ECLI:NL:RBSHE:2012:BY7967
Rechtbank 's-Hertogenbosch
- Eerste aanleg - enkelvoudig
- Rechtspraak.nl
Bevoegdheid van de rechtbank inzake artikel 15 HKOV en hoofdverblijfplaats van minderjarige kinderen
In deze zaak heeft de rechtbank 's-Hertogenbosch op 20 december 2012 uitspraak gedaan in een procedure betreffende de hoofdverblijfplaats van de minderjarige kinderen van partijen, alsook de bevoegdheid om een verklaring ex artikel 15 van het Haags kinderontvoeringsverdrag (HKOV) af te geven. De man verzocht de rechtbank om een beslissing te nemen over de hoofdverblijfplaats van de kinderen, waarbij hij verwees naar een lopende procedure in [land]. De rechtbank oordeelde dat zij op basis van de beschikbare informatie niet in staat was om een definitieve beslissing te nemen over de hoofdverblijfplaats van de kinderen en hield de beslissing pro forma aan tot 15 maart 2013.
Daarnaast werd er een verzoek gedaan om een verklaring ex artikel 15 HKOV af te geven, waarin de vraag werd gesteld of de overbrenging van de kinderen naar [land] ongeoorloofd was. De rechtbank concludeerde dat de wetgever niet heeft gekozen om de rechterlijke autoriteiten de bevoegdheid te geven om een dergelijke verklaring af te geven. De rechtbank stelde vast dat de Centrale Autoriteit in Nederland deze taak op zich neemt en dat er geen wettelijke basis is voor de rechtbank om de verzochte verklaring af te geven.

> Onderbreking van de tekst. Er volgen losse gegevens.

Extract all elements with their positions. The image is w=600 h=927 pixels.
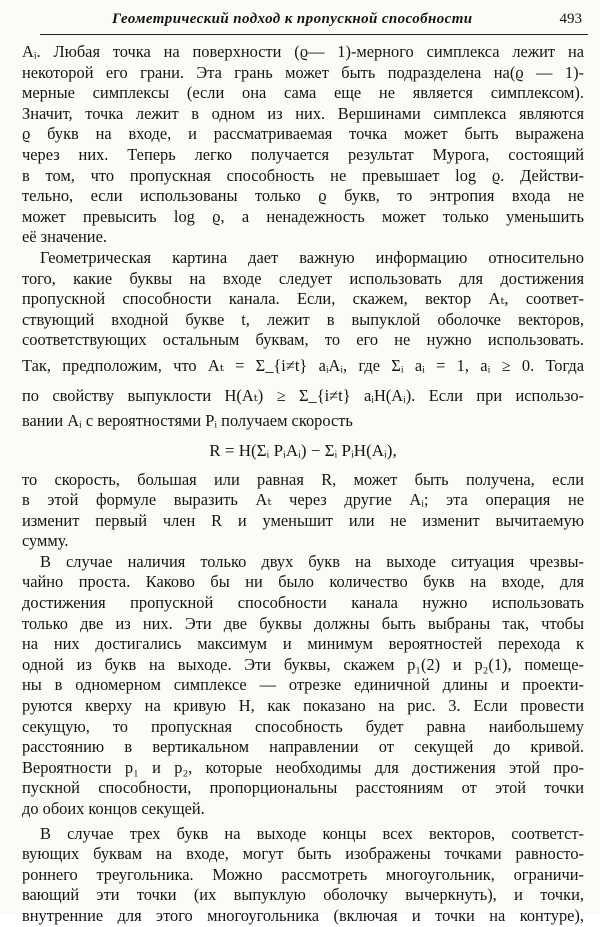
text-line: ны в одномерном симплексе — отрезке единичной длины и проекти-	[22, 675, 584, 695]
text-line: изменит первый член R и уменьшит или не изменит вычитаемую	[22, 510, 584, 530]
text-line-with-sum: по свойству выпуклости H(Aₜ) ≥ Σ_{i≠t} aᵢH(Aᵢ). Если при использо-	[22, 385, 584, 405]
text-line: Aᵢ. Любая точка на поверхности (ϱ— 1)-мерного симплекса лежит на	[22, 42, 584, 61]
text-line: внутренние для этого многоугольника (включая и точки на контуре),	[22, 905, 584, 925]
text-line: может превысить log ϱ, а ненадежность может только уменьшить	[22, 206, 584, 226]
text-line: одной из букв на выходе. Эти буквы, скажем p₁(2) и p₂(1), помеще-	[22, 654, 584, 674]
text-line: достижения пропускной способности канала нужно использовать	[22, 593, 584, 613]
text-line: только две из них. Эти две буквы должны быть выбраны так, чтобы	[22, 613, 584, 633]
text-line: на них достигались максимум и минимум вероятностей перехода к	[22, 634, 584, 654]
text-line-with-sum: Так, предположим, что Aₜ = Σ_{i≠t} aᵢAᵢ, где Σᵢ aᵢ = 1, aᵢ ≥ 0. Тогда	[22, 355, 584, 375]
running-head	[40, 8, 588, 35]
text-line: мерные симплексы (если она сама еще не является симплексом).	[22, 83, 584, 103]
text-line: вании Aᵢ с вероятностями Pᵢ получаем скорость	[22, 410, 353, 430]
text-line: через них. Теперь легко получается результат Мурога, состоящий	[22, 144, 584, 164]
text-line: вующих буквам на входе, могут быть изображены точками равносто-	[22, 844, 584, 864]
text-line: ϱ букв на входе, и рассматриваемая точка может быть выражена	[22, 124, 584, 144]
text-line: некоторой его грани. Эта грань может быть подразделена на(ϱ — 1)-	[22, 62, 584, 82]
display-formula: R = H(Σᵢ PᵢAᵢ) − Σᵢ PᵢH(Aᵢ),	[209, 440, 397, 460]
text-line: Вероятности p₁ и p₂, которые необходимы для достижения этой про-	[22, 757, 584, 777]
text-line: пропускной способности канала. Если, скажем, вектор Aₜ, соответ-	[22, 289, 584, 309]
text-line: её значение.	[22, 227, 107, 247]
text-line: пускной способности, пропорциональны расстояниям от этой точки	[22, 778, 584, 798]
text-line: до обоих концов секущей.	[22, 799, 205, 818]
text-line: роннего треугольника. Можно рассмотреть многоугольник, ограничи-	[22, 864, 584, 884]
text-line: в том, что пропускная способность не превышает log ϱ. Действи-	[22, 165, 584, 185]
text-line: чайно проста. Каково бы ни было количество букв на входе, для	[22, 572, 584, 592]
text-line: вающий эти точки (их выпуклую оболочку вычеркнуть), и точки,	[22, 885, 584, 905]
paragraph-start-line: В случае трех букв на выходе концы всех векторов, соответст-	[40, 823, 584, 843]
running-title: Геометрический подход к пропускной способности	[112, 11, 473, 27]
text-line: секущую, то пропускная способность будет равна наибольшему	[22, 716, 584, 736]
body-text	[22, 42, 584, 927]
text-line: ствующий входной букве t, лежит в выпуклой оболочке векторов,	[22, 309, 584, 329]
text-line: Значит, точка лежит в одном из них. Вершинами симплекса являются	[22, 103, 584, 123]
text-line: соответствующих остальным буквам, то его не нужно использовать.	[22, 330, 584, 350]
text-line: то скорость, большая или равная R, может быть получена, если	[22, 469, 584, 489]
text-line: сумму.	[22, 531, 69, 551]
paragraph-start-line: Геометрическая картина дает важную информацию относительно	[40, 247, 584, 267]
text-line: в этой формуле выразить Aₜ через другие Aᵢ; эта операция не	[22, 490, 584, 510]
text-line: руются кверху на кривую H, как показано на рис. 3. Если провести	[22, 696, 584, 716]
paragraph-start-line: В случае наличия только двух букв на выходе ситуация чрезвы-	[40, 551, 584, 571]
text-line: расстоянию в вертикальном направлении от секущей до кривой.	[22, 737, 584, 757]
text-line: того, какие буквы на входе следует использовать для достижения	[22, 268, 584, 288]
page-number: 493	[559, 11, 582, 27]
text-line: тельно, если использованы только ϱ букв, то энтропия входа не	[22, 186, 584, 206]
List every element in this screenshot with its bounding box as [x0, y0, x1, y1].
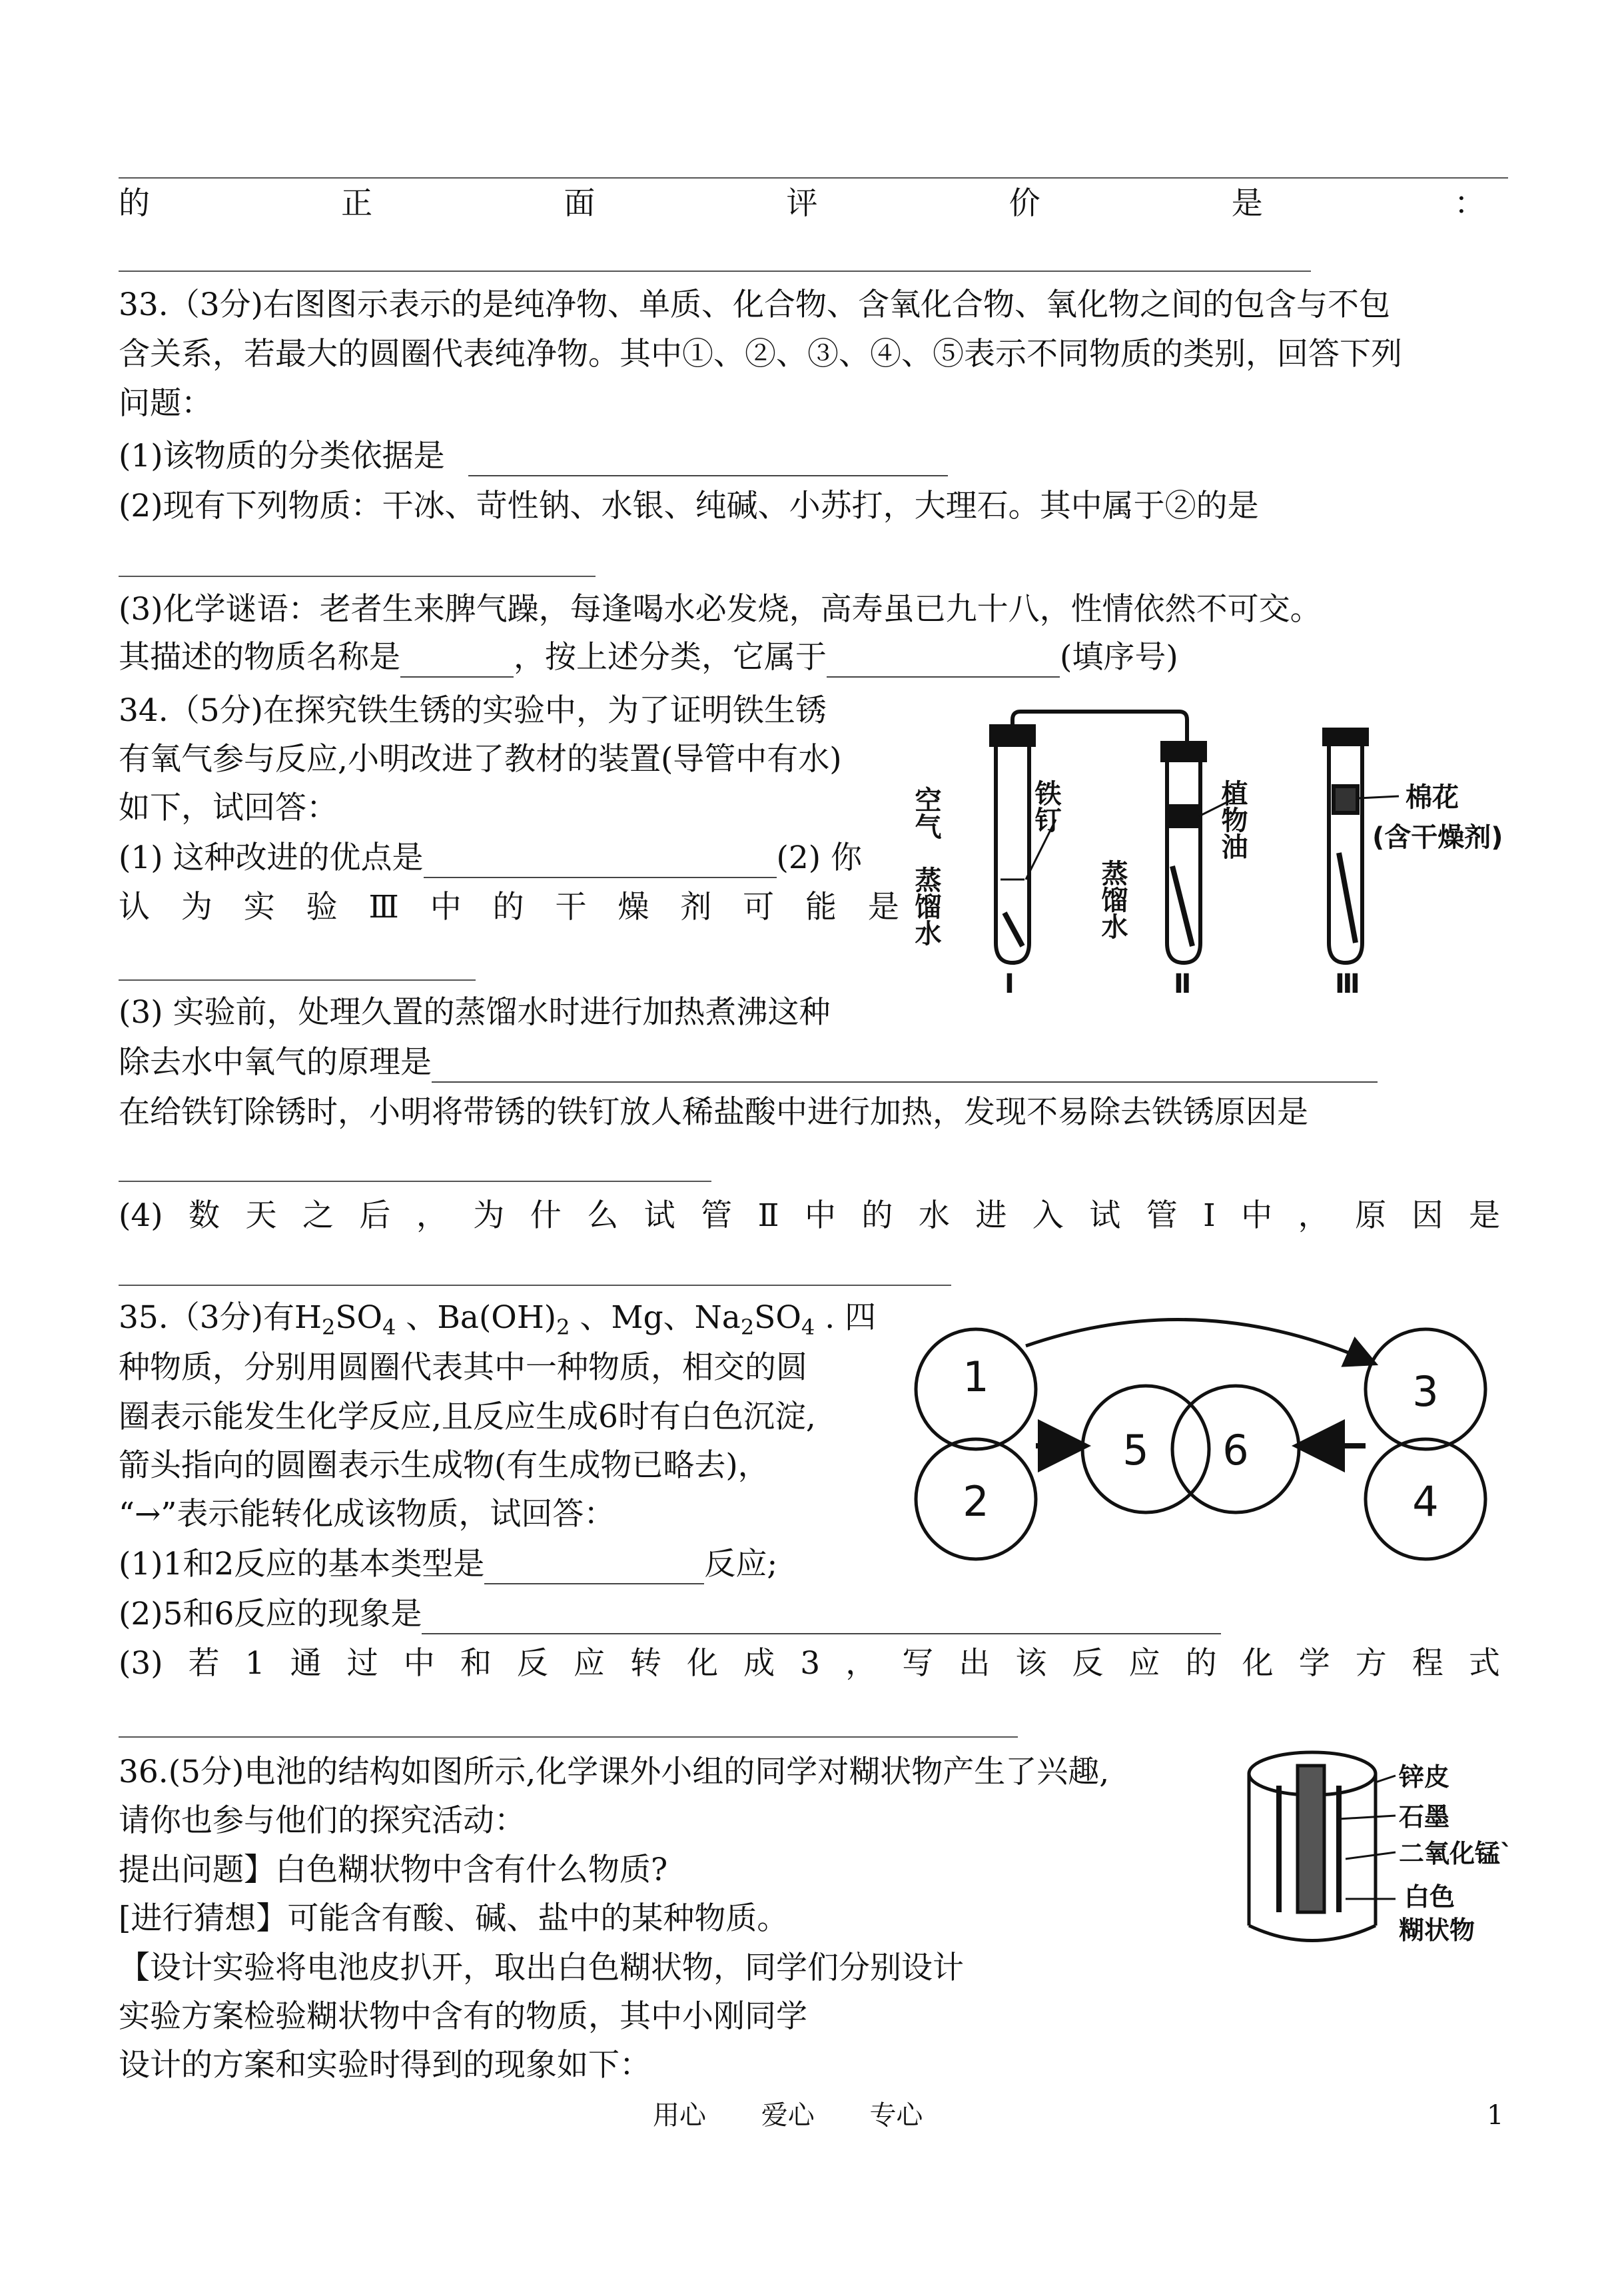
q34-part3b [119, 1043, 1378, 1083]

De rechtbank besloot om de beslissing over de hoofdverblijfplaats aan te houden en verklaarde zich onbevoegd om de verklaring ex artikel 15 HKOV af te geven. De proceskosten werden gecompenseerd, waarbij iedere partij de eigen kosten draagt. Deze beschikking is gegeven door mr. V.R. de Meyere, rechter en kinderrechter, en openbaar uitgesproken in aanwezigheid van de griffier.